Yangtze River Delta archives go online
Information from over 300 archives across the Yangtze River Delta are to be made available through an integrated website after a memorandum was signed by Shanghai Archives and its counterparts in neighboring Jiangsu, Zhejiang and Anhui provinces on Wednesday.
The online service, to enable the public to check personal records across provinces and cities, will be initially launched at the “ecological green development demonstration zone” as well as the G60 High-Tech Corridor, two key development zones in the region.
The service will be gradually extended to cover the over 20 cities in the region.
A meeting of the curators of the 345 archives in Shanghai and neighboring provinces will be held annually to ensure progress. An initial symposium of curators was held in Shanghai on Wednesday.
The Yangtze River Delta cities will also cooperate on innovative archive protection technologies and develop culture resources about the history of the Communist Party of China as well as Jiangnan, the area south of the lower reaches of the Yangtze River.
Some 70,000 residents have had access to historical documents at local archives since January this year, a 31.2 percent increase year on year, said Xu Weiwan, curator of the Shanghai Archives.
It signed an agreement with the archives in Jiangsu, Zhejiang and Anhui provinces in March 2018 to allow people check more records at city or district level across the region.
However, the documents needed to be delivered by mail or courier.

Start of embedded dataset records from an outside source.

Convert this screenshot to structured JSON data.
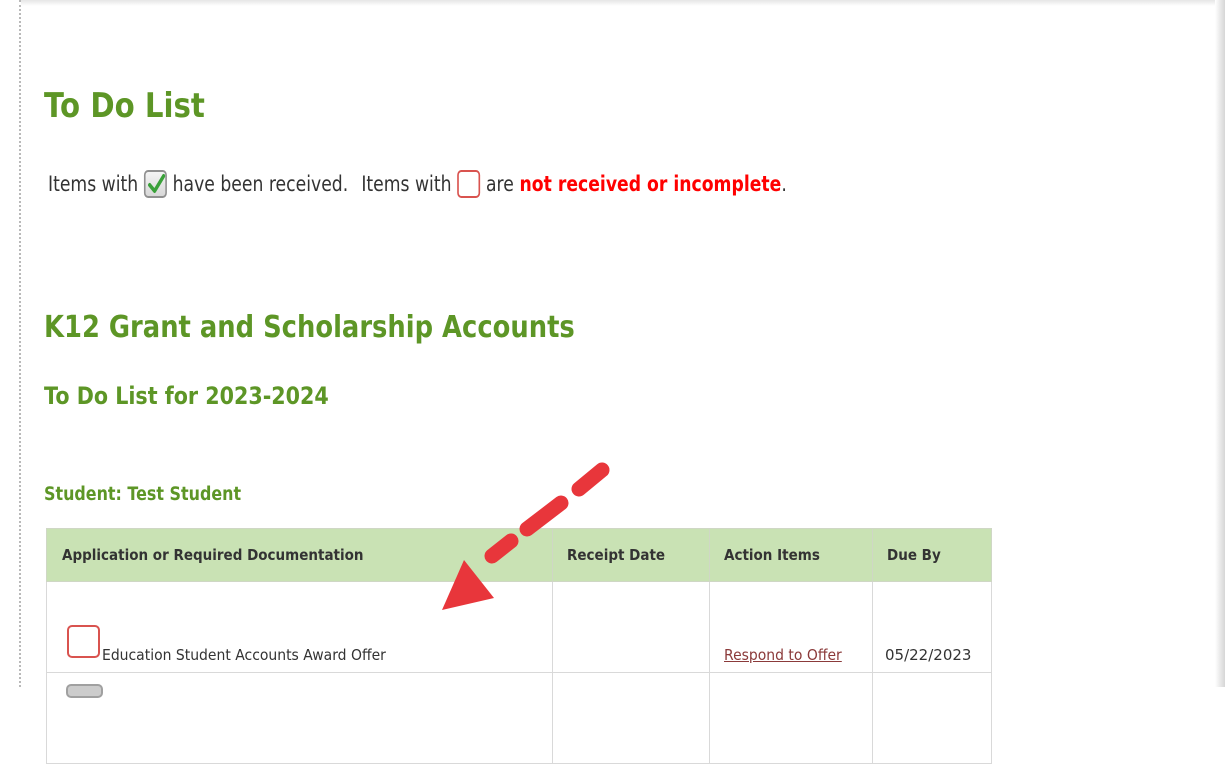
{
  "page": {
    "title": "To Do List"
  },
  "legend": {
    "part1": "Items with",
    "part2": "have been received.",
    "part3": "Items with",
    "part4": "are",
    "emphasis": "not received or incomplete",
    "end": ".",
    "received_icon": "checkbox-checked-icon",
    "incomplete_icon": "checkbox-empty-icon"
  },
  "section": {
    "title": "K12 Grant and Scholarship Accounts",
    "subtitle": "To Do List for 2023-2024",
    "student_label": "Student: Test Student"
  },
  "table": {
    "headers": [
      "Application or Required Documentation",
      "Receipt Date",
      "Action Items",
      "Due By"
    ],
    "rows": [
      {
        "document": "Education Student Accounts Award Offer",
        "receipt_date": "",
        "action": "Respond to Offer",
        "due_by": "05/22/2023",
        "status_icon": "checkbox-empty-icon"
      }
    ]
  },
  "colors": {
    "heading_green": "#5d9626",
    "header_bg": "#c9e2b4",
    "alert_red": "#ff0000",
    "arrow_red": "#e8363b",
    "link": "#8b3a3a"
  }
}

An integrated website will make it more convenient for local people to check their personal records from other cities, Shanghai Archives said.

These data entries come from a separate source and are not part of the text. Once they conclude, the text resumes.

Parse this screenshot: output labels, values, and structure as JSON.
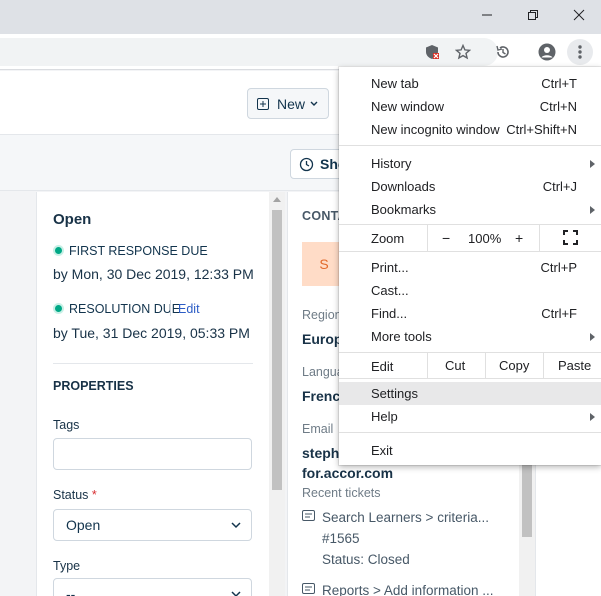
{
  "browser": {
    "window_controls": [
      "minimize",
      "restore",
      "close"
    ],
    "toolbar_icons": [
      "blocked-extension-icon",
      "star-icon",
      "history-icon",
      "profile-icon",
      "kebab-menu-icon"
    ]
  },
  "app": {
    "header": {
      "new_button": "New"
    },
    "subbar": {
      "show_button": "Sho"
    },
    "ticket": {
      "status": "Open",
      "first_response_label": "FIRST RESPONSE DUE",
      "first_response_date": "by Mon, 30 Dec 2019, 12:33 PM",
      "resolution_label": "RESOLUTION DUE",
      "resolution_edit": "Edit",
      "resolution_date": "by Tue, 31 Dec 2019, 05:33 PM",
      "status_color": "#00a886"
    },
    "properties": {
      "heading": "PROPERTIES",
      "tags_label": "Tags",
      "tags_value": "",
      "status_label": "Status",
      "status_required": "*",
      "status_value": "Open",
      "type_label": "Type",
      "type_value": "--"
    },
    "contact": {
      "heading": "CONTA",
      "avatar_letter": "S",
      "region_label": "Region",
      "region_value": "Europ",
      "language_label": "Langua",
      "language_value": "Frencl",
      "email_label": "Email",
      "email_line1": "stepha",
      "email_line2": "for.accor.com",
      "recent_label": "Recent tickets",
      "tickets": [
        {
          "title": "Search Learners > criteria...",
          "number": "#1565",
          "status": "Status: Closed"
        },
        {
          "title": "Reports > Add information ...",
          "number": "",
          "status": ""
        }
      ]
    }
  },
  "menu": {
    "items_top": [
      {
        "label": "New tab",
        "shortcut": "Ctrl+T"
      },
      {
        "label": "New window",
        "shortcut": "Ctrl+N"
      },
      {
        "label": "New incognito window",
        "shortcut": "Ctrl+Shift+N"
      }
    ],
    "items_mid": [
      {
        "label": "History",
        "shortcut": ""
      },
      {
        "label": "Downloads",
        "shortcut": "Ctrl+J"
      },
      {
        "label": "Bookmarks",
        "shortcut": ""
      }
    ],
    "zoom": {
      "label": "Zoom",
      "minus": "−",
      "value": "100%",
      "plus": "+"
    },
    "items_tools": [
      {
        "label": "Print...",
        "shortcut": "Ctrl+P"
      },
      {
        "label": "Cast...",
        "shortcut": ""
      },
      {
        "label": "Find...",
        "shortcut": "Ctrl+F"
      },
      {
        "label": "More tools",
        "shortcut": ""
      }
    ],
    "edit": {
      "label": "Edit",
      "cut": "Cut",
      "copy": "Copy",
      "paste": "Paste"
    },
    "settings": "Settings",
    "help": "Help",
    "exit": "Exit"
  }
}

Shanghai's city and district level archives have helped people apply for documents from other cities 186 times since the cooperation was signed.
In one of the latest cases, a woman surnamed Feng living in Jiading District was unable to find her marriage certificate when she was about to apply for a local residence permit early this year. She sent an application through the Jiading archives to its counterpart in Hangzhou’s Xihu District, where she got married, and received her marriage certificate within a week.
Citizens are already able to check 15 personal archives of their own using identity cards, including marriage registration, single-child certificates, educational background and military service.
More categories of archives will be available for checking this year at Shanghai Archives, the archives of 16 districts and nearby community service centers.
Last year, some 87,000 residents got access to historical documents at local archives, a 42.8 percent increase year on year.